Hathi told the board that the goal means “lowering the rates of congenital syphilis, severe maternal morbidity and childhood lead poisoning, and tackling misinformation and improving uptake of childhood vaccinations against preventable infectious disease.”

  • Working with Oregon’s nine federally recognized tribes, the federal Urban Indian Health Program and others to promote health in Native communities. The goal calls for health services for this population to be “rooted in traditional and culturally specific practices.”

Enhancing the authority’s internal efforts to address racism. The goal includes increasing the percent of employees who have participated in anti-racism training and developing “fair and consistent standards for accountability within the agency for when harm is done.” 

“Health equity is everyone’s job. It’s not just OHA’s job. It’s not just the government’s job. It’s an all-of-society mandate and effort.”

Wide-ranging effort

The health authority’s strategic plan uses a definition of health equity developed by the Oregon Health Policy Board in 2019, which was accompanied by a call for the “equitable distribution or redistribution of resources and power.” 

The release of the plan comes weeks after Hathi terminated Leann Jonson, the longtime director of the agency’s Equity and Inclusion Division. The move sparked criticism by agency employees and allies of Johnson and reports of poor morale inside the agency. 

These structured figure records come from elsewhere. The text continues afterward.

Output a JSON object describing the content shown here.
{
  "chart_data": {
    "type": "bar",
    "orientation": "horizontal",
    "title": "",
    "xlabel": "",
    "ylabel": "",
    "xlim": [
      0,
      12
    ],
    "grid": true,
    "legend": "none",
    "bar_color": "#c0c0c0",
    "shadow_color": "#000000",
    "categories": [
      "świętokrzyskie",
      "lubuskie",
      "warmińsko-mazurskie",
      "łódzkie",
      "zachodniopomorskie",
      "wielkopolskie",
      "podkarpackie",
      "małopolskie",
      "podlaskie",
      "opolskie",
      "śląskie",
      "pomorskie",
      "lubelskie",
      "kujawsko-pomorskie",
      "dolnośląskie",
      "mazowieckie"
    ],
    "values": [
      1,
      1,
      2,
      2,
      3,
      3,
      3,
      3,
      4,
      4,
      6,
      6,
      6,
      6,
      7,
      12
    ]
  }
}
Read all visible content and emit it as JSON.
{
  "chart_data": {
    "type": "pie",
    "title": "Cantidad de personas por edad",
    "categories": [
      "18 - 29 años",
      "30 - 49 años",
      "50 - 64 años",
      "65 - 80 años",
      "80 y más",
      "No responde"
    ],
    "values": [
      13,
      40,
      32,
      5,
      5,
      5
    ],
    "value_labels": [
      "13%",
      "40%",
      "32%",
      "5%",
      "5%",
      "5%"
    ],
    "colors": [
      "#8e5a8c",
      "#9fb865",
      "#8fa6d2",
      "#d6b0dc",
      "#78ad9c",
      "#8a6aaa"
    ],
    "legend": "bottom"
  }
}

Rosemarie Hemmings, a Beaverton social worker and member of the board, asked Hathi about potential morale issues among staff. Hathi responded that she was engaging in team and trust-building activities while also engaging staff concerning the hiring of Johnson’s permanent replacement. 

 Dr. Tony Germann, a West Linn physician and board member, asked about what the next steps are for the equity plan. 

Hathi responded that staff would be identifying commitments from commercial insurers, hospital systems and large private sector companies in the state to plan. 

“Health equity is everyone’s job,” she said. “It’s not just OHA’s job. It’s not just the government’s job. It’s an all-of-society mandate and effort.”